I've seen school library assistant jobs posted that could be ideal if you can handle the low pay. They don't require certification as a school librarian- something which in a lot of states requires you to be certified as a teacher- and you don't take any work home at the end of the day. Obviously, same hours as school. A lot of schools have renamed school librarians as "library media specialists" so look for those. Look at your school district's employment openings. Then if you really like it consider taking whatever few courses you'd need to be certified. Also check private schools if there are any in your area that you don't find offensive.
posted by mareli at 11:00 AM on May 25 [4 favorites]


At-home daycare for the young children of teachers. A friend did this specifically so she could be closed the same days the school district had off. (This presumes your kids can walk to the bus by themselves, as they'll be heading out at the same time that your charges are being dropped off.)

Dogwalker. Do a round first thing after your kids are gone and a second round after lunch.

Lunch lady, playground attendant, or similar support position for the a school district. There's a big range in pay; cafeteria staff seem to get the lowest, special ed paras get near the top end. Some of these will require you to be at school before it starts, though, to meet the students when they get there.
posted by The corpse in the library at 11:14 AM on May 25 [3 favorites]

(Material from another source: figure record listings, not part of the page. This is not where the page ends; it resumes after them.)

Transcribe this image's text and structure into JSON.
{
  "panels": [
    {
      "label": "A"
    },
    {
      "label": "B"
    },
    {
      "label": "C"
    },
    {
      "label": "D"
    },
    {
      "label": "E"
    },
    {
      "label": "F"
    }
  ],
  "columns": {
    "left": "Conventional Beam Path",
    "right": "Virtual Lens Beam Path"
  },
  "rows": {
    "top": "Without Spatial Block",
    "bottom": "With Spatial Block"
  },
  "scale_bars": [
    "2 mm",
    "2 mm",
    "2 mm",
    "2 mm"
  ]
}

I jumped on the same thing warriorqueen did: it sounds like your partner is choosing to do something they feel will benefit their career to the detriment of yours, and leaving you holding the bag regarding child care. You ask what we have done in this situation, and what my coparent and I did was BOTH of us got jobs with some flexibility so we could cover each other, which it sounds like is what you're doing now.

If you've decided this is the best move for your family and established how your coparent will compensate for your career setback, some possibilities are:

Bank teller or retail (quit in the summer)
Elder care
Morning school bus driver (partner does morning routine with kids)
Self-employment (whatever you're good at, but friends do indexing, editing, house cleaning, landscaping, and furniture refinishing)
I've found colleges/ universities to offer flexible part time options
Negotiating with your current employer regarding hours
posted by metasarah at 1:00 PM on May 25 [4 favorites]

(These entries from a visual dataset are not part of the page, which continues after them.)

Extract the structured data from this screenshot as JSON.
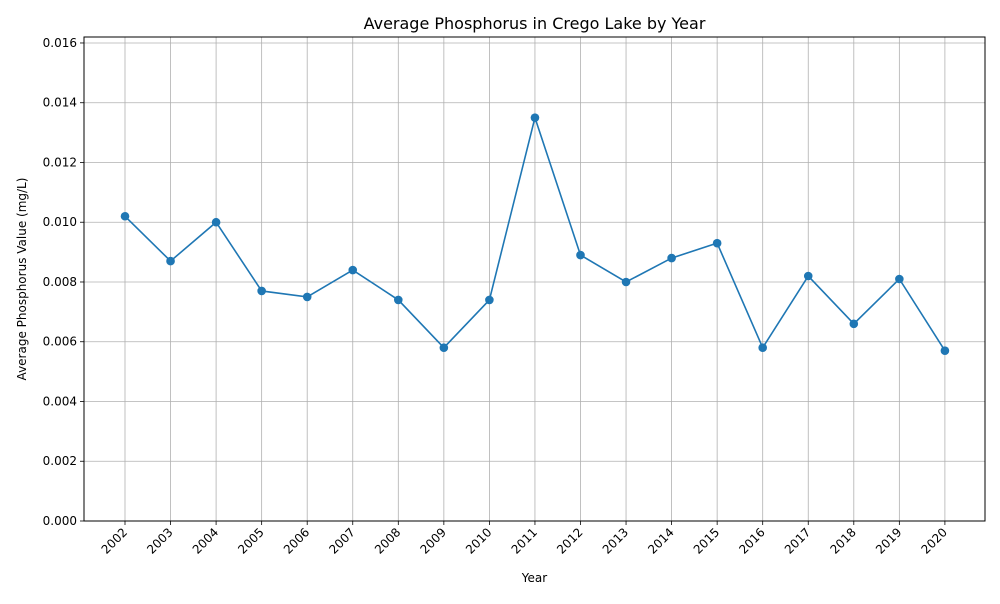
{
  "chart_data": {
    "type": "line",
    "title": "Average Phosphorus in Crego Lake by Year",
    "xlabel": "Year",
    "ylabel": "Average Phosphorus Value (mg/L)",
    "categories": [
      "2002",
      "2003",
      "2004",
      "2005",
      "2006",
      "2007",
      "2008",
      "2009",
      "2010",
      "2011",
      "2012",
      "2013",
      "2014",
      "2015",
      "2016",
      "2017",
      "2018",
      "2019",
      "2020"
    ],
    "series": [
      {
        "values": [
          0.0102,
          0.0087,
          0.01,
          0.0077,
          0.0075,
          0.0084,
          0.0074,
          0.0058,
          0.0074,
          0.0135,
          0.0089,
          0.008,
          0.0088,
          0.0093,
          0.0058,
          0.0082,
          0.0066,
          0.0081,
          0.0057
        ],
        "color": "#1f77b4",
        "marker": "circle"
      }
    ],
    "ylim": [
      0,
      0.0162
    ],
    "yticks": [
      "0.000",
      "0.002",
      "0.004",
      "0.006",
      "0.008",
      "0.010",
      "0.012",
      "0.014",
      "0.016"
    ],
    "x_tick_rotation": "45 degrees",
    "grid": true,
    "legend": "none"
  }
}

The Container Store will hire folks for the "school day" shift.
posted by oceano at 2:43 PM on May 25 [1 favorite]


Response by poster: Thank you for all the suggestions! I am currently looking at school library/media center positions (assistant and librarian). They seem to be the best fit in terms of schedule and staying in the field. I wouldn't be happy working retail or other service jobs, and would definitely dislike running a home day care (don't much like the baby stage!). I should mention that my partner currently earns about 30x what I do as a part-time library assistant, so working equivalent jobs isn't really an option. 15 year old and 11 year old have extracurriculars that are well-established with no options for public transportation or busing. One of them requires a parent to be at her games that begin around 4PM during the school year. We do carpools with other families, but I need to be responsible for one part of the drop-off or pick up.